I thought I would get this started. I am getting a late start on my workout this morning. Today I will do cardio, abs, and yoga/stretch. I may pull out the foam roller I expected to be sore today but no doms this morning. I will check back later.
Today was supersetting Legs. This is my last workout for the 4 weeks and I've decided to do another 4 weeks. I will come up with different exercises and supersets. I am enjoying this one.
Lost 2# from last week. Big whoop. Now I'm down to 134#. It seems I've been teetering between 136#-132# forever. I just want to see the scale get below 130#. Dammit anyways.
Ok, anyways, had an excellent workout. I added an additional set to each superset.
8 minute warmup on treadmill.
45 second rest between supersets.
QUADS/HAMSTRINGS SS #1 Squats: 80# - 8/8/8/8 superset w/ Elevated SLDL's: 75# - 8/8/8/8 ***My hips and low back were really tight here. Had a hard time going to parellel with the squats.
SS #2 Leg Press Station: 170# - 10/10/10/10 superset w/ Hamstring Curls: 45# - 10/10/10/10 ***Good superset. I like this one. Hamstrings felt fine with the hamstring curls. They must be getting better finally.
QUADS/CALVES SS #3 Leg Extensions: 85# - 12/12/12/12 superset w/ Barbell Calf Raises: 130# - 12/12/12/12 ***Calf raises about killed me. Could have gone heavier with the leg extensions but my right knee was bothering me.

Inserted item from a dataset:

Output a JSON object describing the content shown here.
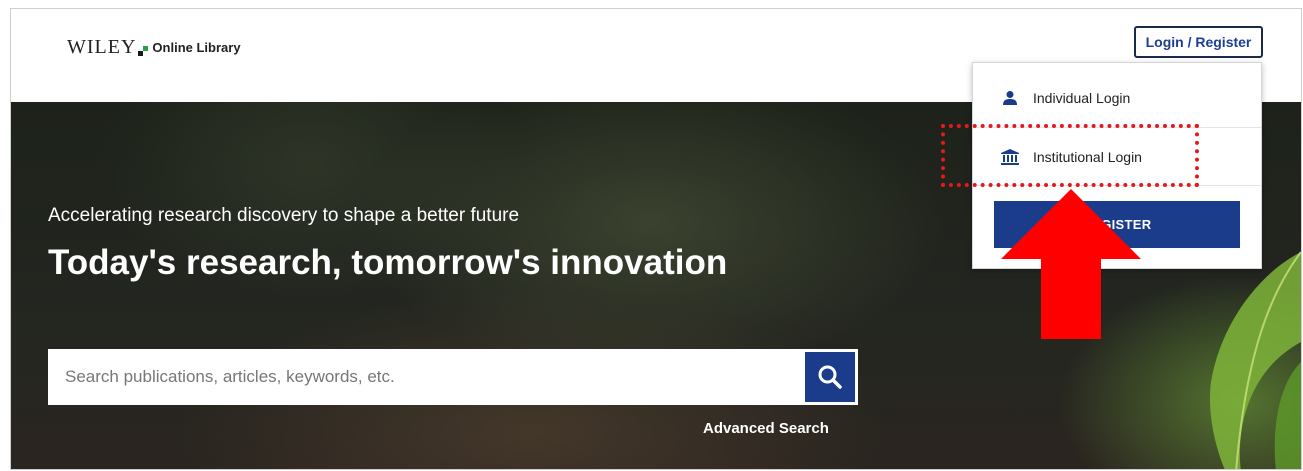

Today is another cardio for me, I'm afraid. I strained my wrist while cleaning, getting rid of stuff, and changing furniture around. Will let it rest until Joey comes home. Just a couple of weeks, then we'll do Meso 3 together.
My workout today was Amy Bento's Kettlebell Dynamics premix #3 and abs,Amy's Step Challenge 3 abs with the kettlebell#1. Then I did Athletic Step Jam with Sharon Twombly combos 1&2 and stability ball workout, abs, stretch. I finished with Yoga Shatki basic flow premix. Total calories burned was 835. My HR monitor was registering zero part of the time so I am not sure how many calories I actually burned. I think that I will workout tomorrow and take Friday off as my youngest dd is having surgury Thursday (her dh will be there then) and I will go over really early to stay with her and the children.
Janie, sorry that you strained your wrist. I hope that it gets better quickly.
Debbie, great weight for the claves. I am trying to increase my calf work to help build them some. I have calves in the mix tomorrow. I love the results I get with Super Sets
Crazy day, DS had a baseball game this morning, then took me and kids to hair dresser then errands. Finally back home.
Today was Arm day and had an interesting workout. Biceps and Triceps followed the same superset pattern that Chest & Back did the other day, but shoulders was a tri-set. But for this triset you picked one weight and then cycled through 1 rep of each exercise until you failed on the first one, then keeping alternate the last two, until you failed on the next one, then do the last to failure.
Amy's Kickbox Surge through first blast as warmup.
2 warm-up sets of 10 reps for each exercise, cycling through all execises.
1 Pyramid Set, Rep Pattern 6, 10, 15, 6 to failure(at this point you return to the original weight you started with)
Barbell Curls 55# - 6
50# - 10
45# - 15
55# -9 ***Surprised I did as well as I did on the last set. superset w/ Lying Extensions
42# - 6
37# - 10
32# - 15
42# - 10 ***Again surprised I di so well on the last set Shoulder tri-set 1 rep of each exercise without rest until failure on each exercise.
Front Raise 30#-12 Upright Row 30# - 16 Overhead Press 30# - 22 ***Shoulders were still a bit sore from Chest & Back so I think I more gave up than failed.
Then I did Combos & Surges 2 & 3 of Amy's KB Surge and the stretch. Workout was 1:09 and burned 460 calories.